Had there really been a time, Mac wondered, when they didn’t matter to her? When she’d truly believed that what took place outside this one world’s thin coat of atmosphere was insignificant, without meaning to her life? She wouldn’t go back to that ignorance, would never again accept so small and inaccurate a view of reality. No matter the cost.
As well think salmon didn’t need trees
.
“I understand.” She lifted and dropped one shoulder.
“I’m sorry I—”
“Don’t apologize,” ’Sephe told her, shaking her head in emphasis. “You didn’t ask to be involved. Hell, none of us did.”
Mac surprised herself by smiling at this.
’Sephe took a step closer and lowered her voice. “I can tell you one thing, for what good it does. He checks on you, Mac. As often as he can. There’s a breach of protocol for you.” A flicker of a grin. “Drives the deputy minister bats.”
He?
Nikolai Trojanowski.
If it were true
. . . Mac locked her reaction away so quickly even she wasn’t sure how she felt. It didn’t matter. ’Sephe was trying to distract her, deflect her curiosity in a safer direction.

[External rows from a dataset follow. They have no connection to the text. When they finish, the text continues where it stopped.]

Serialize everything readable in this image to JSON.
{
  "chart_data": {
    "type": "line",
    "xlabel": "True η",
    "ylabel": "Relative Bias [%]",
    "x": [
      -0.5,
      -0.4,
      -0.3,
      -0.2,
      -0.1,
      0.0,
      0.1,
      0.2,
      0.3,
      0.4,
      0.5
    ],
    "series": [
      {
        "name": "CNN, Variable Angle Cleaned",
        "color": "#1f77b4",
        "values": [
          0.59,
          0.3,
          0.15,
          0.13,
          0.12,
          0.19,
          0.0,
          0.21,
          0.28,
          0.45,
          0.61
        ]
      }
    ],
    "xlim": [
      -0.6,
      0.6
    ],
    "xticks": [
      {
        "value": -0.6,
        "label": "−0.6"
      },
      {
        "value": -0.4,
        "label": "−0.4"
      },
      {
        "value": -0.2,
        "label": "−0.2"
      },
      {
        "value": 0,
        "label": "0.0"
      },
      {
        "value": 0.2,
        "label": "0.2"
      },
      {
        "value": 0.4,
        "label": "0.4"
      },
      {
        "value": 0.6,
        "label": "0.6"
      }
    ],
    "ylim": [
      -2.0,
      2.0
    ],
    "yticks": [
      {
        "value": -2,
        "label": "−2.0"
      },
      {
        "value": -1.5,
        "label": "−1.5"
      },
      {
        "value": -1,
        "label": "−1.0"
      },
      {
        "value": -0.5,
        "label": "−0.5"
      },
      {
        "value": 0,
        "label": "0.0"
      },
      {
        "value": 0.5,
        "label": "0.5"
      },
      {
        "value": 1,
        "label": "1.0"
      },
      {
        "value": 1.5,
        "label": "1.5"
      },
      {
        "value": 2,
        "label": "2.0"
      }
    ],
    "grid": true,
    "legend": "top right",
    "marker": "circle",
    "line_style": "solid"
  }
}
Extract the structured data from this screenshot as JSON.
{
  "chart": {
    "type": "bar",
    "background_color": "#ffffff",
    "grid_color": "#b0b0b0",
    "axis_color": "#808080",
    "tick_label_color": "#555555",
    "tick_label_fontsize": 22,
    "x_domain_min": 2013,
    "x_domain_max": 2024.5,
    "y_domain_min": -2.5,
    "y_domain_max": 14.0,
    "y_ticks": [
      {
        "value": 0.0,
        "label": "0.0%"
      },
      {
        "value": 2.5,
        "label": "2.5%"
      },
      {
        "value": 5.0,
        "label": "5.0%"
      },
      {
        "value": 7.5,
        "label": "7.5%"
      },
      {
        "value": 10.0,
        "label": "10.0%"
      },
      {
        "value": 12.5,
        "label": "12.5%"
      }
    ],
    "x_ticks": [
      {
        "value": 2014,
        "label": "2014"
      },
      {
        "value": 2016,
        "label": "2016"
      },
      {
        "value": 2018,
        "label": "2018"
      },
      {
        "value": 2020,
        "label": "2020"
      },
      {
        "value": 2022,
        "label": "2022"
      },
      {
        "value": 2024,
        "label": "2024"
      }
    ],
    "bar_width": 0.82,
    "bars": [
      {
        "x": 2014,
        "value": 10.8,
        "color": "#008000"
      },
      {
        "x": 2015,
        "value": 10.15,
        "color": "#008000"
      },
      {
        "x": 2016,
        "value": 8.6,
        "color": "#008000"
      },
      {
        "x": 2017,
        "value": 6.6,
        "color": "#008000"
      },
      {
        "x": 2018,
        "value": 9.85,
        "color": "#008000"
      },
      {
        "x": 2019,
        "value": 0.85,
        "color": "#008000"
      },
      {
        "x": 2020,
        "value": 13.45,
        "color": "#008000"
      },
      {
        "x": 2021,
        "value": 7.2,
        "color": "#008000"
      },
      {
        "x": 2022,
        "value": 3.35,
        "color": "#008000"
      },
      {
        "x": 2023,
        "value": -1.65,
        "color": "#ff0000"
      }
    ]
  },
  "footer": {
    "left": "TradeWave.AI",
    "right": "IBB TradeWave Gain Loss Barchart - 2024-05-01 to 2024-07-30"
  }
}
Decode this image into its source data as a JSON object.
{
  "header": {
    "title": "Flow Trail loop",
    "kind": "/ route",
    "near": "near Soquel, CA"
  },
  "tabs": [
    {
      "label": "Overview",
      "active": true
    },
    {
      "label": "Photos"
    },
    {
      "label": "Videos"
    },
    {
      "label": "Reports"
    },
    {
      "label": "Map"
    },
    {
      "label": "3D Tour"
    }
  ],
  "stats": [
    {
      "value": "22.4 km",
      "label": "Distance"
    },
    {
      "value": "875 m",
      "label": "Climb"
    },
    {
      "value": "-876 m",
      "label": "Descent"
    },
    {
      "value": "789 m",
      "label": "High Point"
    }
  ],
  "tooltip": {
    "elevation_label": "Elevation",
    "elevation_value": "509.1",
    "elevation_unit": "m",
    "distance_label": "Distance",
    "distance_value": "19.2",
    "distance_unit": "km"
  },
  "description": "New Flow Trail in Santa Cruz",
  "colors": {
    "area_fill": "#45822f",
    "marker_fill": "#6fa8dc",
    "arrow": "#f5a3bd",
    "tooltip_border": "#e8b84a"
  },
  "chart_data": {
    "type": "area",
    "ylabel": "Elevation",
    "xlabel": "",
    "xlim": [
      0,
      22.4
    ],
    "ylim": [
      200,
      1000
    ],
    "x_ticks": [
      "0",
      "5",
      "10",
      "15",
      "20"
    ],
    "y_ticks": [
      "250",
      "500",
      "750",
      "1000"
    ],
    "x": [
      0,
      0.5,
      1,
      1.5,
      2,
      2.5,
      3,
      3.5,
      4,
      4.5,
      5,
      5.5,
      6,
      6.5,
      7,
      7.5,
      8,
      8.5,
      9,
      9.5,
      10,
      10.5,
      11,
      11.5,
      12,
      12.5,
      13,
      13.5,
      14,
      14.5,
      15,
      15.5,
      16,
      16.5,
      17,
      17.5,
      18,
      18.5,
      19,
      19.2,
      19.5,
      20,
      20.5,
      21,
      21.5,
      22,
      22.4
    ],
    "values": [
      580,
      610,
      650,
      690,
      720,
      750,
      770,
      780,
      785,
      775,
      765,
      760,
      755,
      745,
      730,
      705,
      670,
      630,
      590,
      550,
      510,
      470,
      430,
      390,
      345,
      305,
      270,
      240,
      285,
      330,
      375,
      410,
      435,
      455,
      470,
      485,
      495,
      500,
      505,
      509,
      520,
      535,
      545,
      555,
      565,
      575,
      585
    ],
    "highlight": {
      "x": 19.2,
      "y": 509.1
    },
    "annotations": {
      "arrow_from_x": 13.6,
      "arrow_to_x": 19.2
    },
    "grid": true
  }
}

You need lessons from Emily
.
Mac had learned the hard way to ignore outrageous claims about men. She’d have never lasted one Saturday night out with Em otherwise. “I appreciate everyone’s efforts, whether security or on staff,” she said blandly, refusing to ask anything else.
It revealed too much, at no gain.
“Speaking of staff, ’Sephe, I hope you enjoy being busy. At Norcoast, we keep our people on the run.”
Chuckling at the in-joke, poor as it was, ’Sephe’s eyes brightened. “I’m looking forward to it. In case you had doubts, I am an excellent statistician.”
She hadn’t, actually.
No matter what references or threats backed an applicant’s claim, to get past Kammie in an interview, ’Sephe would have to be exceptional and prove it. “A skill useful at the Ministry, no doubt.”
“Extra-Sol Human Affairs. That wretched hive of bookkeepers and actuaries.” Mac must have looked skeptical, for ’Sephe gave a short laugh. “I’m not joking. When the alert came from the IU, the Ministry had to scour the ranks to find anyone with the right clearances who qualified for fieldwork.”